Additionally, Saudi nationals will be able to apply to the Red Sea Fund to support short films in development and production.
“Helping African and Arab cinema grow — that is a very exciting responsibility,” said Edouard Waintrop, the artistic director of the Red Sea International Film Festival (RSFF).
“That is what the Red Sea Fund will do at every stage of the making of the chosen movies and episodic content. In providing more than 100 grants of up to $10 million to help the development, production, and post-production of movies across the Arab World and Africa, the Red Sea Fund will help cinema that is in full metamorphosis.”
The Red Sea Fund is part of the foundation’s commitment to the regional screen sector, which also includes launching the inaugural RSFF from Nov. 11-20 in Al-Balad, Jeddah’s historic downtown.
The festival will see the launch of the Red Sea Souk, its marketplace and industry hub for the region. Red Sea Souk will include a project market, with pitching sessions of more than 20 projects from the Arab World and Africa, as well as a films-in-progress workshop.
All projects that apply to the Red Sea Fund will automatically be eligible for the Red Sea Souk.
The Red Sea Souk project market will take place from Nov. 12-15 at the RSFF as projects will compete for the Red Sea Development and Production Awards in the amount of $25,000 and $100,000.
• Fund will back more than 100 projects in its first year as grants will be awarded for development, production, and post-production.
• Inaugural Red Sea Film Festival will be held Nov. 11-20 in Al-Balad, Jeddah’s historic downtown.
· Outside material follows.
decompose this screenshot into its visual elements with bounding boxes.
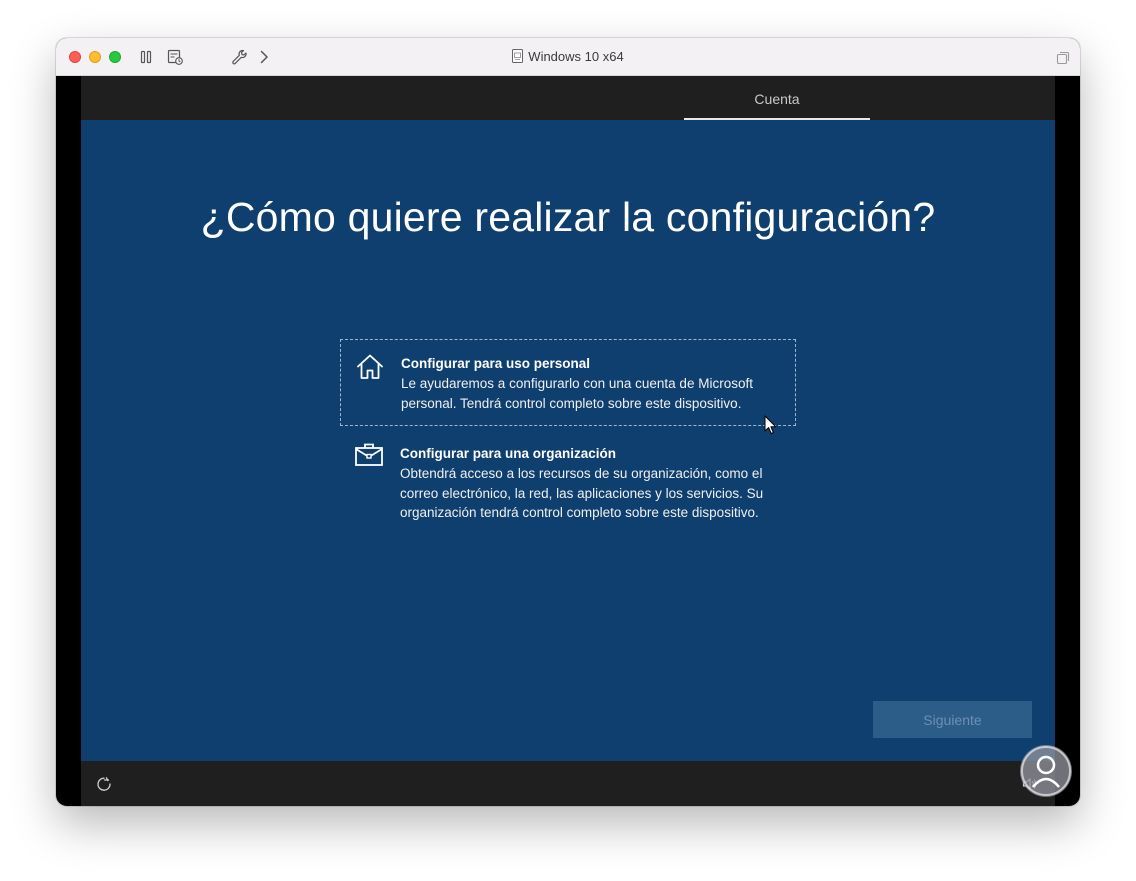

The Red Sea Souk films-in-progress workshop will be held Nov. 12-15 at the RSFF as each selected project will compete for the Red Sea Post-Production Awards worth $30,000.
“Over the past two decades, we have seen the Arab and African film industry grow and flourish,” RSFF Managing Director Shivani Pandya said.
“The fund and the Red Sea Souk will provide more tools to support the Arab and African film business to make even more of an impact on the international marketplace with the launch of its project market and films in-progress workshop this November.”
The Red Sea Souk will also include panels, networking events, workshops, and booths connecting the international film community to the exciting new Saudi market.
Applications are welcome from around the world to support projects by African or Arab directors, as the Red Sea Fund is open through July 21.
The Red Sea Fund will be split across three main categories. The first is development, which aims to support bold and creative directors in developing live-action, emerging media, and animation projects from treatments to production-ready screenplays and concepts. The Fund will develop projects from Arab, African and Saudi directors that have a director and producer attached.
The second category is Red Sea Fund – Production, which targets projects going into production and is aimed at supporting any aspect of the shoot. Open to viable projects at the production stage, with a script, committed director and producer attached, as well as potential cast and confirmed timeline. The team can be emerging or established, but with proven experience in filmmaking.
The last category is Red Sea Fund – Post-Production, which supports all aspects of post-production on feature-length projects. Once a rough cut is ready, these grants will support filmmakers to complete their films and get them ready for distribution and exhibition. The team can be emerging or established, but with proven experience in filmmaking.